Kelima yaitu Dirk van Hogendorp. Ia meneliti Hak Milik bumuputera atas tanah (di
Jawa). Keenam yaitu Jean Chretien Baud yang berperan besar dalam penyusunan Pasal
62 Ayat 3 Regering Reglement/RR (Pasal 5 Ayat 3 Indische Staatsregeling) yang
melindungi hukum tanah adat.8
Setelah kemerdekaan, eksistensi hukum adat dan warga adat berlaku
berdasarkan Pasal II Aturan Peralihan UUD 1945, dan sekilas tertuang dalam Penjelasan
UUD 1945, yang menyatakan :
Negara Republik Indonesia menghormati kedudukan daerah-daerah istimewa ini dan segala
peraturan negara yang mengenai daerah-daerah itu akan mengingat hak-hak dan asal-usul daerah
ini .
Soetandyo Wignjosoebroto berpendapat bahwa berdasarkan Pasal II Aturan
Peralihan UUD 1945 yang menasional dan dengan demikian juga meneruskan berlakunya
seluruh hukum perundang-undangan kolonial yang bersemangatkan unifikasi telah pula
menjadikan hukum adat yang bersemangatkan pluralisasi itu tidak banyak diperhatikan.
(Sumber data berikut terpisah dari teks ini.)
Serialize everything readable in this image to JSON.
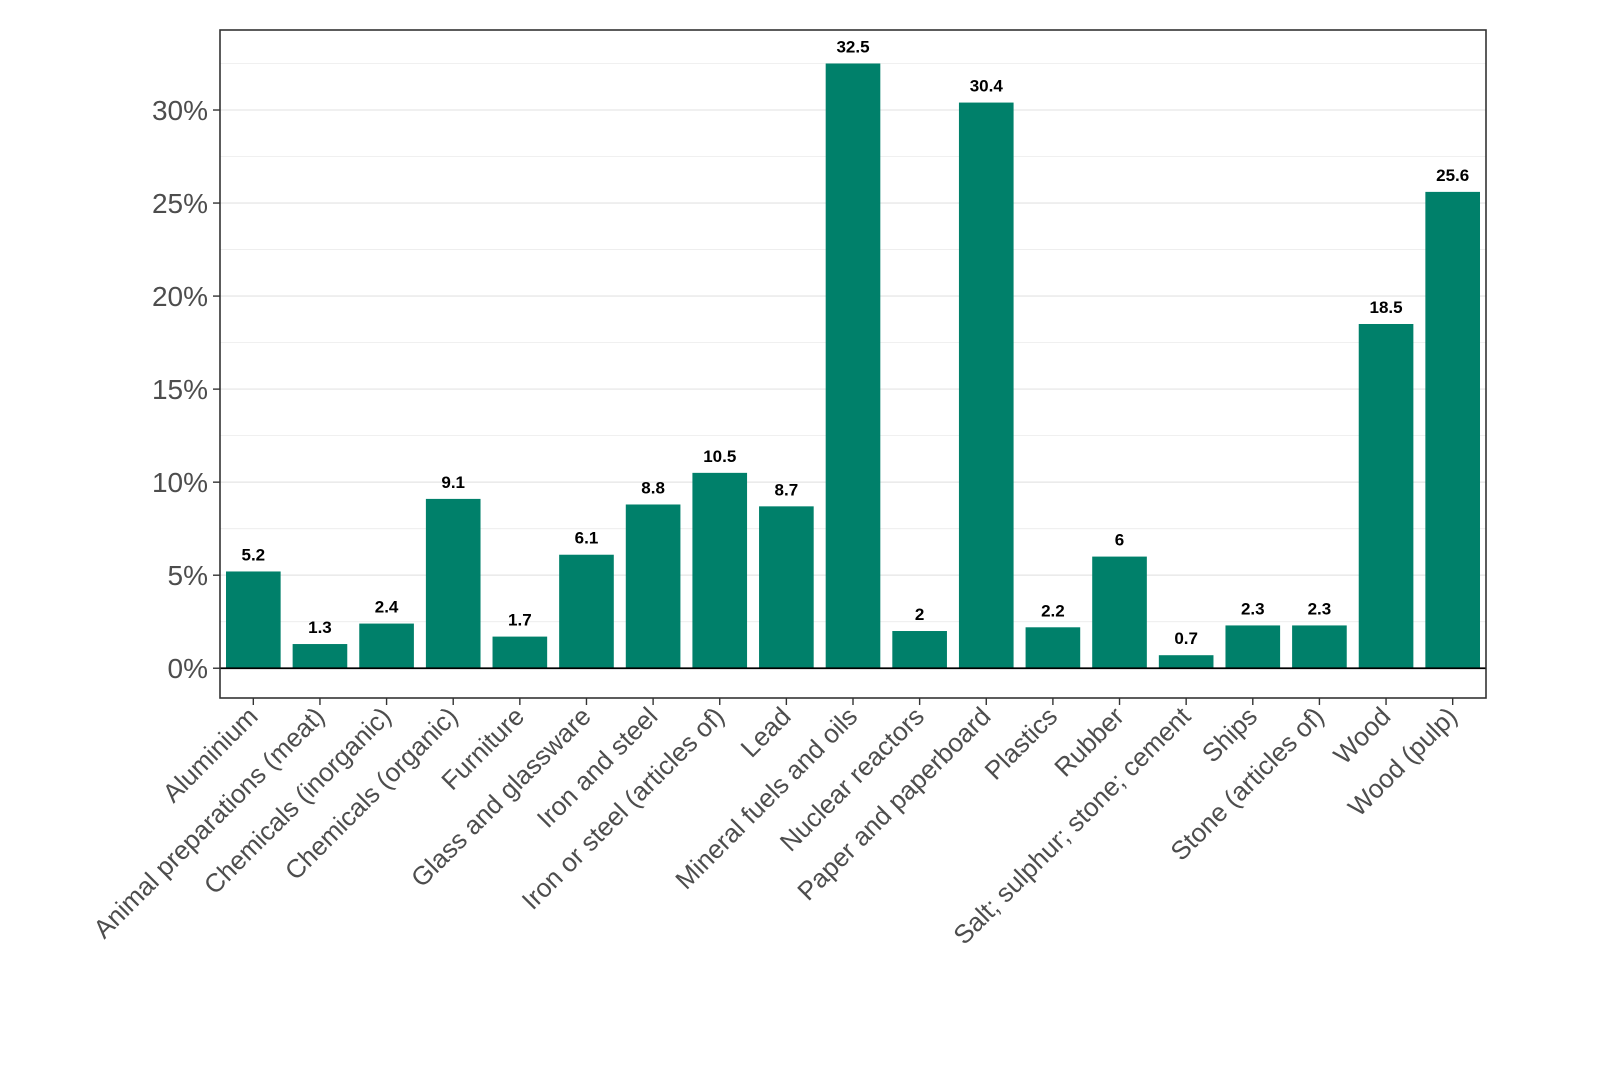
{
  "chart_data": {
    "type": "bar",
    "title": "",
    "xlabel": "",
    "ylabel": "",
    "categories": [
      "Aluminium",
      "Animal preparations (meat)",
      "Chemicals (inorganic)",
      "Chemicals (organic)",
      "Furniture",
      "Glass and glassware",
      "Iron and steel",
      "Iron or steel (articles of)",
      "Lead",
      "Mineral fuels and oils",
      "Nuclear reactors",
      "Paper and paperboard",
      "Plastics",
      "Rubber",
      "Salt; sulphur; stone; cement",
      "Ships",
      "Stone (articles of)",
      "Wood",
      "Wood (pulp)"
    ],
    "values": [
      5.2,
      1.3,
      2.4,
      9.1,
      1.7,
      6.1,
      8.8,
      10.5,
      8.7,
      32.5,
      2,
      30.4,
      2.2,
      6,
      0.7,
      2.3,
      2.3,
      18.5,
      25.6
    ],
    "data_labels": [
      "5.2",
      "1.3",
      "2.4",
      "9.1",
      "1.7",
      "6.1",
      "8.8",
      "10.5",
      "8.7",
      "32.5",
      "2",
      "30.4",
      "2.2",
      "6",
      "0.7",
      "2.3",
      "2.3",
      "18.5",
      "25.6"
    ],
    "ylim": [
      -1.6,
      34.3
    ],
    "yticks": [
      0,
      5,
      10,
      15,
      20,
      25,
      30
    ],
    "ytick_labels": [
      "0%",
      "5%",
      "10%",
      "15%",
      "20%",
      "25%",
      "30%"
    ],
    "grid": true,
    "legend": "none",
    "colors": {
      "bar": "#00806A",
      "grid": "#EBEBEB",
      "axis": "#000000",
      "tick_text": "#4D4D4D"
    }
  }
}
Sebagaimana telah diketahui, dibawah pengelolaan ter Haar, sepanjang sejarah babakan
akhir pemerintahan kolonial, positivisasi Hukum Adat tidak dilakukan melalui undang undang (legislasi) sebagaimana dipikirkan oleh van Vollenhoven, malainkan lewat proses
yudisial. Dalam kenyataan demikian, Hukum Adat “hanya” terdokumentasi dalam naskah naskah yuridisprudensi, sedangkan kita semua pun tahu bahwa di negeri-negeri yang
menganut tradisi civil law system Prancis, seperti Indonesia ini, bahan-bahan hukum yang
eksis sebagai yurisprudensi tidaklah pernah ditengok sebagai sumber hukum formal yang
utama. Di Indonesia, walaupun yurisprudensi diakui sebagai sumber hukum formal,
tetapi oleh karena tradisi Eropa kontinental yang dibangun oleh pemerintahan kolonial
Belanda dahulu lebih mengemuka, maka tradisi itu lebih banyak digunakan. Padahal, jika
dikaji secara substansial, tradisi Anglo Saxon agak lebih mirip dengan bangunan hukum
adat.9
Secara politis menurut Soetandyo eksistensi dan fungsi Hukum Adat menjadi kian
minimal lagi tatkala perjuangan untuk pembangunan hukum nasional diidentikkan
dengan upaya untuk menciptakan hukum revolusi pada era Orde Lama dan kemudian
membangun hukum yang berfungsi sebagai alat untuk merekayasa warga (pada era
Orde Baru). Karena hukum revolusi dan hukum yang berfungsi sebagai as a tool of social
engineering ini dalam konsepnya, secara implisit, merupakan hukum baru yang anti kolonial dan anti-tradisi, dapatlah dimengerti kalau Hukum Adat tidak akan terkualifikasi
ke dalam kategori hukum yang dikonsepkan sebagai hukum revolusi atau hukum
perekayasa sosial itu.10
Disamping ketentuan dalam konstitusi, pemberlakuan hukum adat dalam hukum
positif tersebar dalam berbagai peraturan perundang-undangan. Salah satu yang cukup
revolusioner dan fundamental yaitu ketentuan dalam Undang Undang Nomor 5 Tahun
1960 Tentang Undang Undang Pokok Agraria (UUPA) yang mulai berlaku tanggal 24
September 1960. UUPA yaitu undang undang nasional yang secara fundamental
mengadakan perombakan terhadap hukum pertanahan yang berlaku. UUPA telah
mencantumkan sejumlah ketentuan pokok yang isinya memberikan patokan apa dan
bagaimana seharusnya hukum adat dan hak atas adat dalam sistem perundang-undangan
agraria nasional.11 Sumbangsih hukum adat yang lain, misalnya dalam kontrak bagi hasil
(bidang perminyakan), juga dalam bidang hukum tanah dan hukum perumahan
(khususnya rumah susun), disamping asas pemisahan horisontal dalam UUPA.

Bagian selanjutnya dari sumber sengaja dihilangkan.